Padahal, Indonesia hanya memerlukan impor 2,57 juta ton sehingga keputusan jumlah impor sebanyak tiga juta ton itu berlebihan. Namun Deputi Bidang Koordinasi Sumber daya Maritim Kemenko maritim dan Investasi, Safri Burhanuddin berdalih hal tersebut demi menjaga kestabilan stok garam industri. Jika impor garam 2021 terealisasi seluruhnya, maka impor ini akan menjadi yang terbesar sepanjang sejarah tren impor garam nasional dibandingkan tahun-tahun sebelumnya. Berdasar data dari UN Comtrade, impor garam nasional pada tahun 2018 sebanyak 2,839 juta ton dan 2011 sebanyak 2,835 juta ton.

Banyak pihak menolak kebijakan impor garam pemerintah. Ketua Asosiasi Petani Garam Indonesia (APGI), Jakfar Sodikin, menyayangkan kebijakan impor garam yang diiringi dengan pembatalan target swasembada petani garam tahun 2022. Awal Januari 2021 saja masih terdapat 800 ribu stok garam petani yang tidak terserap sebab pemerintah lebih mengandalkan garam impor.
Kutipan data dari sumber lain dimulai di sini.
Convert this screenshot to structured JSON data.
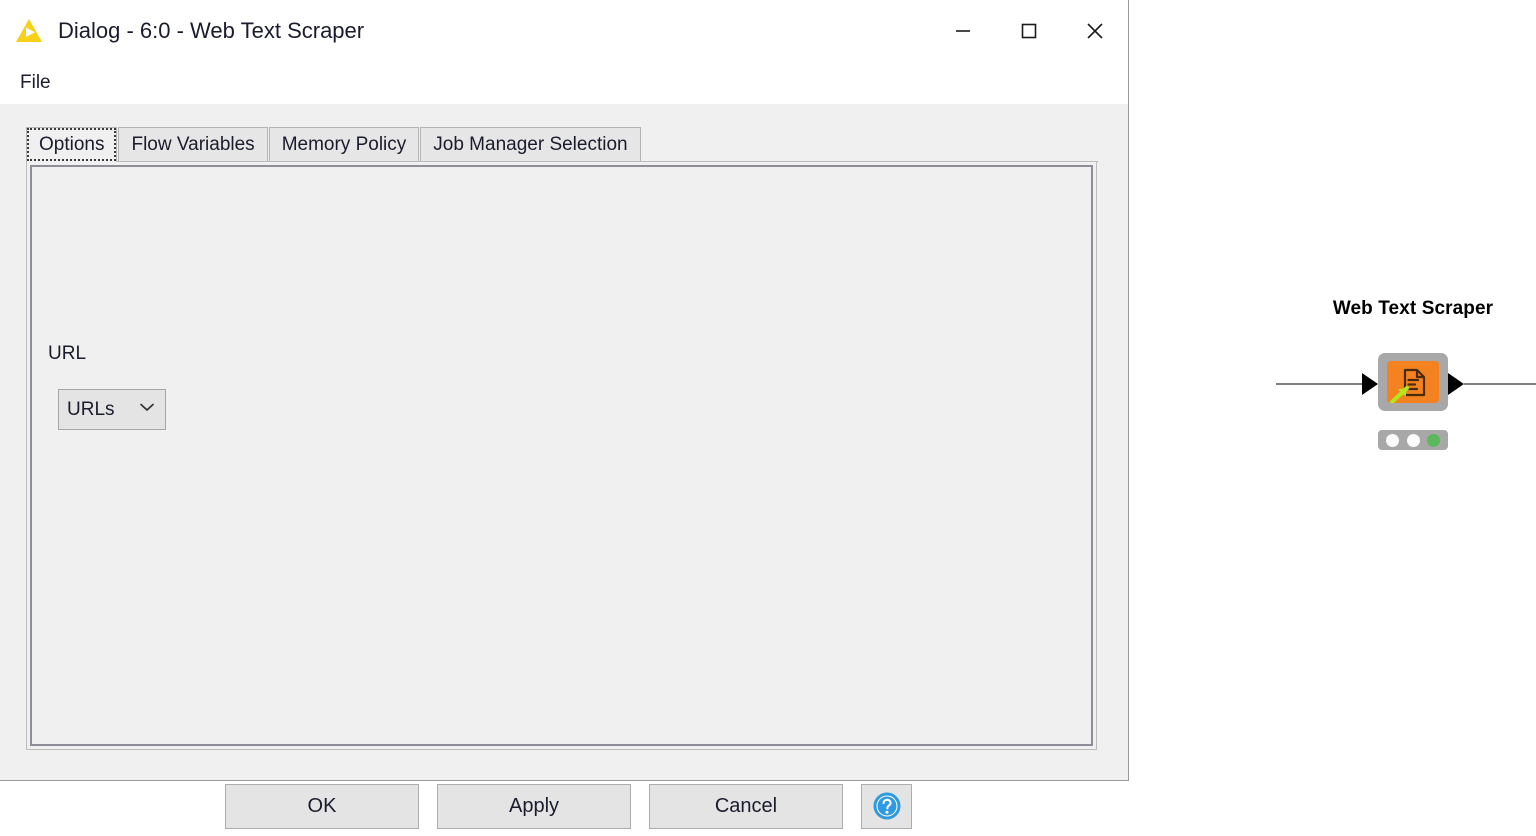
{
  "window": {
    "title": "Dialog - 6:0 - Web Text Scraper",
    "icon": "knime-triangle-icon",
    "controls": {
      "minimize": "minimize-icon",
      "maximize": "maximize-icon",
      "close": "close-icon"
    }
  },
  "menubar": {
    "items": [
      {
        "label": "File"
      }
    ]
  },
  "tabs": [
    {
      "label": "Options",
      "selected": true
    },
    {
      "label": "Flow Variables",
      "selected": false
    },
    {
      "label": "Memory Policy",
      "selected": false
    },
    {
      "label": "Job Manager Selection",
      "selected": false
    }
  ],
  "options": {
    "url_label": "URL",
    "url_select": {
      "value": "URLs",
      "options": [
        "URLs"
      ],
      "chevron": "chevron-down-icon"
    }
  },
  "buttons": {
    "ok": "OK",
    "apply": "Apply",
    "cancel": "Cancel",
    "help": "help-icon"
  },
  "canvas": {
    "node": {
      "label": "Web Text Scraper",
      "icon": "document-scrape-icon",
      "status": [
        "idle",
        "idle",
        "executed"
      ],
      "ports": {
        "input": "input-port",
        "output": "output-port"
      }
    }
  },
  "colors": {
    "accent_orange": "#f58220",
    "node_gray": "#a8a8a8",
    "status_green": "#5cb85c",
    "title_yellow": "#f7d117",
    "help_blue": "#2f9ae0",
    "dialog_bg": "#f0f0f0"
  }
}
Kondisi ini hanya menambah keterpurukan petani garam dalam negeri.

Juru Bicara Menteri Kelautan Perikanan Wahyu Muryadi berpendapat petani garam Indonesia harus mampu mandiri. Potensi Indonesia dengan garis pantai kedua terpanjang di dunia (54,716 km) seharunya dapat dimanfaatkan agar tak perlu impor garam. Ia pun menyangkal bila kebijakan impor garam disebabkan kualitas garam dalam negeri yang masih dibawah standar. Ia mencontohkan garam produksi petani garam Kebumen sudah mampu mencapai 97,7 persen kadar NaCl alias selisih 0,3 persen saja dari batas yang dibutuhkan industri sehingga hanya perlu sedikit diolah lebih lanjut. (Tirto.id, 17/3/21).

Impor Garam Lagi, Memang Solusi?

Kebijakan impor garam pemerintah nampaknya memang perlu dikritisi. Potensi alam Indonesia dengan garis pantai terpanjang kedua di dunia mestinya dapat mendorong produksi garam nasional tanpa harus ketergantungan dengan impor. Sayangnya, pemerintah seolah buta dengan hal tersebut dan lebih memilih bermanis muka kepada asing dengan melakukan kerja sama impor garam yang justru akan membunuh petani garam dalam negeri dan lambat laun akan menghancurkan ekonomi nasional.

Impor garam yang dilakukan secara kontinu bahkan cenderung meningkat trennya sepanjang lima tahun terakhir telah menurunkan produksi garam nasional. Dari 2,85 juta ton (2019) menjadi 1,36 juta ton (2020). Lantas dengan dalih ini, pemerintah semakin menggalakkan impor garam. Apakah dengan hal ini pemerintah hendak membangkitkan ekonomi nasional atau membasmi petani garam dan membunuh mereka perlahan?

Importasi Garam, Mengukuhkan Hegemoni Kapitalis

Nampak terang pemerintah tidak serius dalam mengupayakan ketahanan pangan nasional. Pemerintah lebih memilih untuk mengambil langkah instan dengan mengimpor garam. Semestinya dalam mengambil keputusan politik, pemerintah harus berupaya mewujudkan kedaulatan pangan nasional serta berpihak pada kepentingan rakyatnya, terutama petani. Namun, hal ini tidak ditemui dalam kebijakan impor garam pemerintah. Pasalnya, meski petani garam menjerit dengan anjloknya harga garam lokal, pemerintah tetap saja melenggang untuk membuka kran impor garam selebar-lebarnya.

Problematika impor tentu tak bisa lepas dari sistem kehidupan yang diterapkan. Tatanan global yang diatur dengan paradigma sistem kapitalisme yang dikuasai oleh negara-negara kafir imperialis, telah menyebabkan banyak negara-negara berkembang termasuk Indonesia, tereksploitasi secara besar-besaran. Alih fungsi lahan untuk meyokong kebutuhan pabrik-pabrik dan infrastruktur telah menjadikan negara riskan kekurangan pangan. Akibatnya, banyak negara bergantung kepada negara lain untuk memenuhi komoditi pangan melalui mekanisme impor.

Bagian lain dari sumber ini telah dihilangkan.